À mesure qu’un aéronef vieillit, les méthodes et les techniques d’inspection peuvent avoir changé par rapport aux anciennes exigences. Beaucoup d’heures de vol pour l’aéronef, des conditions d’utilisation exigeantes, l’inactivité, l’entreposage à l’extérieur, des modifications ou une mauvaise maintenance peuvent justifier une inspection spéciale. La recherche dans les dossiers fournira des renseignements qui permettront aux propriétaires et aux techniciens de cerner les besoins d’un aéronef ou d’un type d’aéronef.
 
Les critères des inspections spéciales peuvent être formulés de manière à viser un aéronef particulier ou un type d’aéronef. Dans la référence citée ci-dessous, vous trouverez une « Aging Airplane Inspection and Maintenance Baseline Checklist » (liste de vérifications de l’inspection et de la maintenance d’un avion vieillissant).
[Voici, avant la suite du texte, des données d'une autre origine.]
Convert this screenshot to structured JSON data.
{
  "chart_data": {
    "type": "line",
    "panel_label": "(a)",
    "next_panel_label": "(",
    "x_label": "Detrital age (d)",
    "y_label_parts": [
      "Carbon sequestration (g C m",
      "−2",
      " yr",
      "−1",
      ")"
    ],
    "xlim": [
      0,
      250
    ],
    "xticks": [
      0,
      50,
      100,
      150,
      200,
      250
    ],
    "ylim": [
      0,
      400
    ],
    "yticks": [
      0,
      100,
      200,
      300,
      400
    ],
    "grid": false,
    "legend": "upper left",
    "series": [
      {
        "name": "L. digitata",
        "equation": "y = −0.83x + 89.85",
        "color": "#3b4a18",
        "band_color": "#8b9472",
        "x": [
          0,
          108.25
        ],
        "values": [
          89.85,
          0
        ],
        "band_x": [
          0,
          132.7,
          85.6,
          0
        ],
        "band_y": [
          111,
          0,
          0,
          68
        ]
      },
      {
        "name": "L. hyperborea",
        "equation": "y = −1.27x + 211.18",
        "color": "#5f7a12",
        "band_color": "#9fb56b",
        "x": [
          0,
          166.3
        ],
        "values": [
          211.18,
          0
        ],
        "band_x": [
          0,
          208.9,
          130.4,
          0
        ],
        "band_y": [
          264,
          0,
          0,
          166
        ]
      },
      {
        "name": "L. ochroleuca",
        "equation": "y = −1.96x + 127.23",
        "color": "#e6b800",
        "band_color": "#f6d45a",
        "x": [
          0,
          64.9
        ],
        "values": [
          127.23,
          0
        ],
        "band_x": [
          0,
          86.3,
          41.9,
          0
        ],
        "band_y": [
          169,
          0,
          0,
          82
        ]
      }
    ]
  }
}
Vous pouvez utiliser cette liste de vérifications comme point de départ pour établir votre propre liste d’inspection et de maintenance propre à un modèle ou à un avion.
 
Les principes de conception des systèmes (systèmes mécaniques, circuits électriques et commandes de vol) et structures (disposition et matériaux) sont semblables parmi les modèles et les constructeurs chez la plupart des aéronefs vieillissants de l’aviation générale. Les endroits habituellement vulnérables au vieillissement ont été déterminés.
 
Ceci conclut la série sur les conseils de maintenance et de sécurité concernant les aéronefs vieillissants de l’aviation générale. Cet article devrait également vous aider à commencer à modifier ou à améliorer vos techniques de maintenance lorsque vous travaillez sur un aéronef vieillissant. Nous vous recommandons fortement d’examiner la publication intitulée « Best Practices Guide for Maintaining Aging General Aviation Airplanes », qui se trouve à l’adresse suivante :
 
www.faa.gov/aircraft/air_cert/design_approvals/small_airplanes/cos/aging_aircraft/media/aging_aircraft_best_practices.pdf

Vous pouvez faire découvrir le guide à vos collègues de maintenance et les pilotes que vous connaissez qui travaillent sur ces vieux aéronefs ou qui les utilisent.